SEI is the token of the Sei Network, a blockchain built for speed and trading. In India, the token is trading around ₹25–₹27 per coin in August 2025. If you are new to crypto, here is a simple guide to buying SEI in India.
Step 1: Choose an Exchange
The first step is to choose where you want to buy SEI. Exchanges are online marketplaces for cryptocurrencies. In India, platforms like CoinSwitch, Giottus, Flitpay, and Mudrex allow you to buy SEI directly using Indian rupees. These apps are easy to use and support UPI payments, which makes them convenient for beginners.
You can also use global exchanges like Binance or KuCoin. These platforms have more buyers and sellers, so trading is often faster and prices may be better. However, they usually require you to first buy a stablecoin like USDT with rupees and then exchange it for SEI. This adds an extra step compared to Indian apps.

Step 2: Create and Verify Your Account
Once you have selected an exchange, you need to create an account. You can sign up with your email address or mobile number. After creating your account, the exchange will ask you to complete KYC verification.

KYC means “Know Your Customer.” You will need to upload documents such as your PAN card, Aadhaar, or another government ID. This process is required in India before you can add money and start trading. Verification usually takes a few minutes to a few hours.
Step 3: Add Money to Your Account
After your account is ready, you must add funds. On Indian exchanges, this is simple. You can use UPI, net banking, or a direct bank transfer to deposit rupees into your trading account. This makes the process quick and familiar.
On global exchanges like Binance and KuCoin, the process is different. These platforms often use peer-to-peer (P2P) trading to help Indian users deposit money. In P2P, you pay another verified user through UPI, and the exchange releases the stablecoins (like USDT) into your account once the payment is confirmed. This method is safe if you follow the rules, but it requires a bit more care. Always trade only with verified merchants to avoid fraud.
Step 4: Buy SEI Network Crypto
Now you are ready to buy SEI. On Indian exchanges, you simply search for SEI in the app and select the SEI/INR pair. Enter the amount you want to buy in rupees, confirm the price, and place your order. The SEI tokens will appear in your account wallet after the transaction.
On global exchanges, the process has one extra step. After you have bought USDT through P2P, you go to the SEI to USDT trading pair. Enter the amount of USDT you want to convert into SEI, confirm the trade, and your SEI will be credited to your account wallet.

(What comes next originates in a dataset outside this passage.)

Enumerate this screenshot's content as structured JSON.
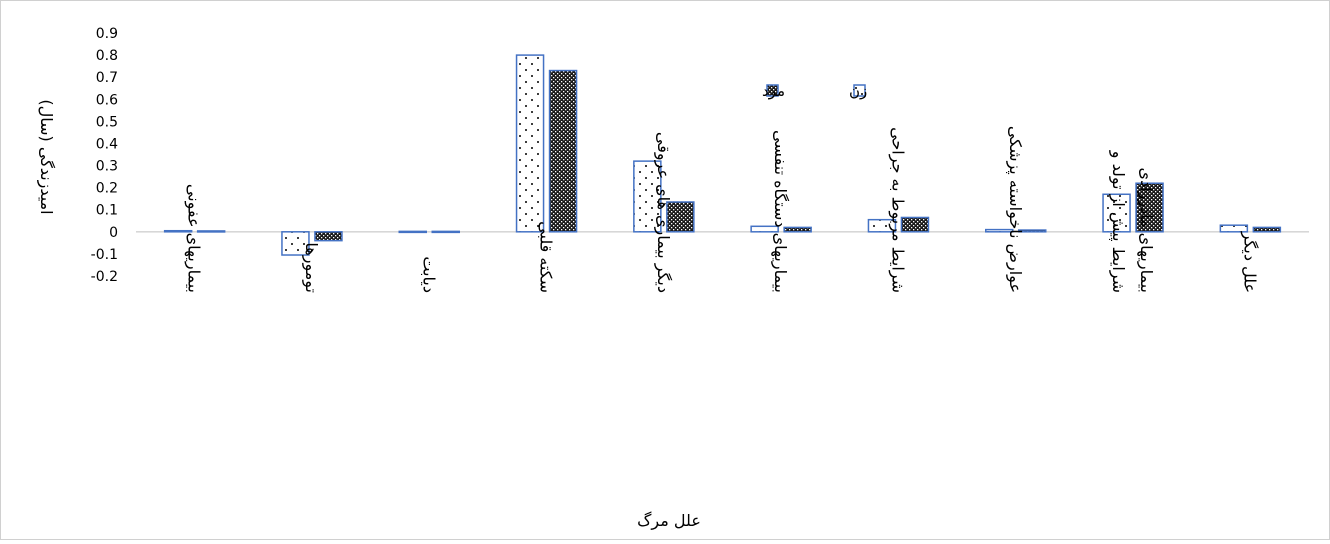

Step 5: Store Your SEI Safely
Once you have bought SEI network crypto, you need to decide where to store it. You can keep it in the wallet provided by the exchange, which is convenient for beginners. However, many users prefer to move their tokens to a private wallet for extra security. Popular wallets that support SEI include Keplr and Compass.
A private wallet gives you full control, but it also comes with responsibility. If you lose your private key or recovery phrase, you lose access to your SEI permanently. Always write down your recovery details and keep them safe.

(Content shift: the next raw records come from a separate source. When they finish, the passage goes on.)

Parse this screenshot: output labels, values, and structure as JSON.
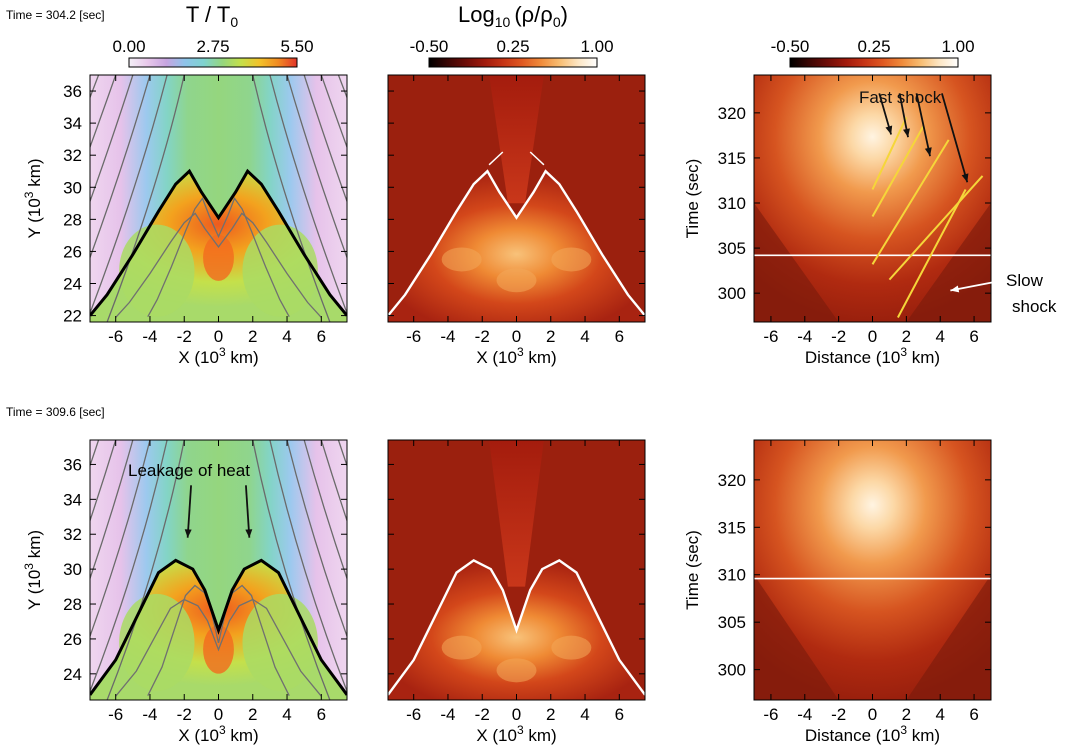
{
  "rows": [
    {
      "time_label": "Time = 304.2 [sec]"
    },
    {
      "time_label": "Time = 309.6 [sec]"
    }
  ],
  "colorbars": [
    {
      "title_main": "T / T",
      "title_sub": "0",
      "ticks": [
        "0.00",
        "2.75",
        "5.50"
      ],
      "range": [
        0.0,
        5.5
      ],
      "colors": [
        "#f4f0f7",
        "#e8c8ea",
        "#c7a4e0",
        "#8ec4ea",
        "#7fd3d0",
        "#95d67e",
        "#c5e04a",
        "#f3c22a",
        "#f18a22",
        "#e2342a"
      ]
    },
    {
      "title_main": "Log",
      "title_base": "10",
      "title_arg": "(ρ/ρ",
      "title_arg_sub": "0",
      "title_close": ")",
      "ticks": [
        "-0.50",
        "0.25",
        "1.00"
      ],
      "range": [
        -0.5,
        1.0
      ],
      "colors": [
        "#000000",
        "#3a0604",
        "#6e0d08",
        "#a11a0c",
        "#c63516",
        "#e05a22",
        "#f08b3b",
        "#f8bd72",
        "#fde6c4",
        "#ffffff"
      ]
    },
    {
      "ticks": [
        "-0.50",
        "0.25",
        "1.00"
      ],
      "range": [
        -0.5,
        1.0
      ]
    }
  ],
  "annotations": {
    "fast_shock": "Fast shock",
    "slow_shock_1": "Slow",
    "slow_shock_2": "shock",
    "leakage": "Leakage of heat"
  },
  "chart_data": [
    {
      "type": "heatmap",
      "panel": "temperature",
      "time_sec": 304.2,
      "xlabel_main": "X (10",
      "xlabel_exp": "3",
      "xlabel_unit": " km)",
      "ylabel_main": "Y (10",
      "ylabel_exp": "3",
      "ylabel_unit": " km)",
      "xlim": [
        -7.5,
        7.5
      ],
      "ylim": [
        21.6,
        37.0
      ],
      "xticks": [
        "-6",
        "-4",
        "-2",
        "0",
        "2",
        "4",
        "6"
      ],
      "yticks": [
        "22",
        "24",
        "26",
        "28",
        "30",
        "32",
        "34",
        "36"
      ],
      "bold_contour": {
        "x": [
          -7.5,
          -6.5,
          -5,
          -3.5,
          -2.5,
          -1.7,
          -1,
          0,
          1,
          1.7,
          2.5,
          3.5,
          5,
          6.5,
          7.5
        ],
        "y": [
          22,
          23.3,
          25.8,
          28.5,
          30.2,
          31,
          29.7,
          28.1,
          29.7,
          31,
          30.2,
          28.5,
          25.8,
          23.3,
          22
        ]
      }
    },
    {
      "type": "heatmap",
      "panel": "density",
      "time_sec": 304.2,
      "xlabel_main": "X (10",
      "xlabel_exp": "3",
      "xlabel_unit": " km)",
      "xlim": [
        -7.5,
        7.5
      ],
      "ylim": [
        21.6,
        37.0
      ],
      "xticks": [
        "-6",
        "-4",
        "-2",
        "0",
        "2",
        "4",
        "6"
      ]
    },
    {
      "type": "heatmap",
      "panel": "time-distance",
      "time_sec": 304.2,
      "xlabel": "Distance (10",
      "xlabel_exp": "3",
      "xlabel_unit": " km)",
      "ylabel": "Time (sec)",
      "xlim": [
        -7,
        7
      ],
      "ylim": [
        296.8,
        324.2
      ],
      "xticks": [
        "-6",
        "-4",
        "-2",
        "0",
        "2",
        "4",
        "6"
      ],
      "yticks": [
        "300",
        "305",
        "310",
        "315",
        "320"
      ],
      "fast_shock_lines": [
        {
          "x": [
            0.0,
            2.0
          ],
          "y": [
            311.5,
            319.5
          ]
        },
        {
          "x": [
            0.0,
            3.0
          ],
          "y": [
            308.5,
            318.5
          ]
        },
        {
          "x": [
            0.0,
            4.5
          ],
          "y": [
            303.2,
            317.0
          ]
        },
        {
          "x": [
            1.0,
            6.5
          ],
          "y": [
            301.5,
            313.0
          ]
        }
      ],
      "slow_shock_line": {
        "x": [
          1.5,
          5.5
        ],
        "y": [
          297.3,
          311.5
        ]
      }
    },
    {
      "type": "heatmap",
      "panel": "temperature",
      "time_sec": 309.6,
      "xlabel_main": "X (10",
      "xlabel_exp": "3",
      "xlabel_unit": " km)",
      "ylabel_main": "Y (10",
      "ylabel_exp": "3",
      "ylabel_unit": " km)",
      "xlim": [
        -7.5,
        7.5
      ],
      "ylim": [
        22.5,
        37.4
      ],
      "xticks": [
        "-6",
        "-4",
        "-2",
        "0",
        "2",
        "4",
        "6"
      ],
      "yticks": [
        "24",
        "26",
        "28",
        "30",
        "32",
        "34",
        "36"
      ],
      "bold_contour": {
        "x": [
          -7.5,
          -6,
          -4.5,
          -3.5,
          -2.5,
          -1.5,
          -0.8,
          0,
          0.8,
          1.5,
          2.5,
          3.5,
          4.5,
          6,
          7.5
        ],
        "y": [
          22.8,
          24.8,
          27.8,
          29.8,
          30.5,
          30.0,
          28.8,
          26.5,
          28.8,
          30.0,
          30.5,
          29.8,
          27.8,
          24.8,
          22.8
        ]
      }
    },
    {
      "type": "heatmap",
      "panel": "density",
      "time_sec": 309.6,
      "xlabel_main": "X (10",
      "xlabel_exp": "3",
      "xlabel_unit": " km)",
      "xlim": [
        -7.5,
        7.5
      ],
      "ylim": [
        22.5,
        37.4
      ],
      "xticks": [
        "-6",
        "-4",
        "-2",
        "0",
        "2",
        "4",
        "6"
      ]
    },
    {
      "type": "heatmap",
      "panel": "time-distance",
      "time_sec": 309.6,
      "xlabel": "Distance (10",
      "xlabel_exp": "3",
      "xlabel_unit": " km)",
      "ylabel": "Time (sec)",
      "xlim": [
        -7,
        7
      ],
      "ylim": [
        296.8,
        324.2
      ],
      "xticks": [
        "-6",
        "-4",
        "-2",
        "0",
        "2",
        "4",
        "6"
      ],
      "yticks": [
        "300",
        "305",
        "310",
        "315",
        "320"
      ]
    }
  ]
}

Things to Keep in Mind When Buying SEI
Crypto trading in India is allowed but regulated. Profits from cryptocurrencies are taxed at 30%, and there is a 1% TDS on every transfer. This means you must keep a record of your buys and sells to report them correctly at tax time.
SEI’s price also moves quickly, like all cryptocurrencies. Always check the latest SEI price before buying. Compare the effective cost between Indian and global platforms, as fees and spreads may make one option cheaper than the other.
Buying SEI in India is simple once you know the steps. First, choose an exchange that supports SEI. Then, create and verify your account. Add money through UPI or P2P. Place your order and buy SEI. Finally, decide where you want to store it.
Indian exchanges make the process easier for beginners, while global exchanges offer more liquidity. Above all, choose the option that fits your comfort level, keep your tax duties in mind, and always store your tokens safely.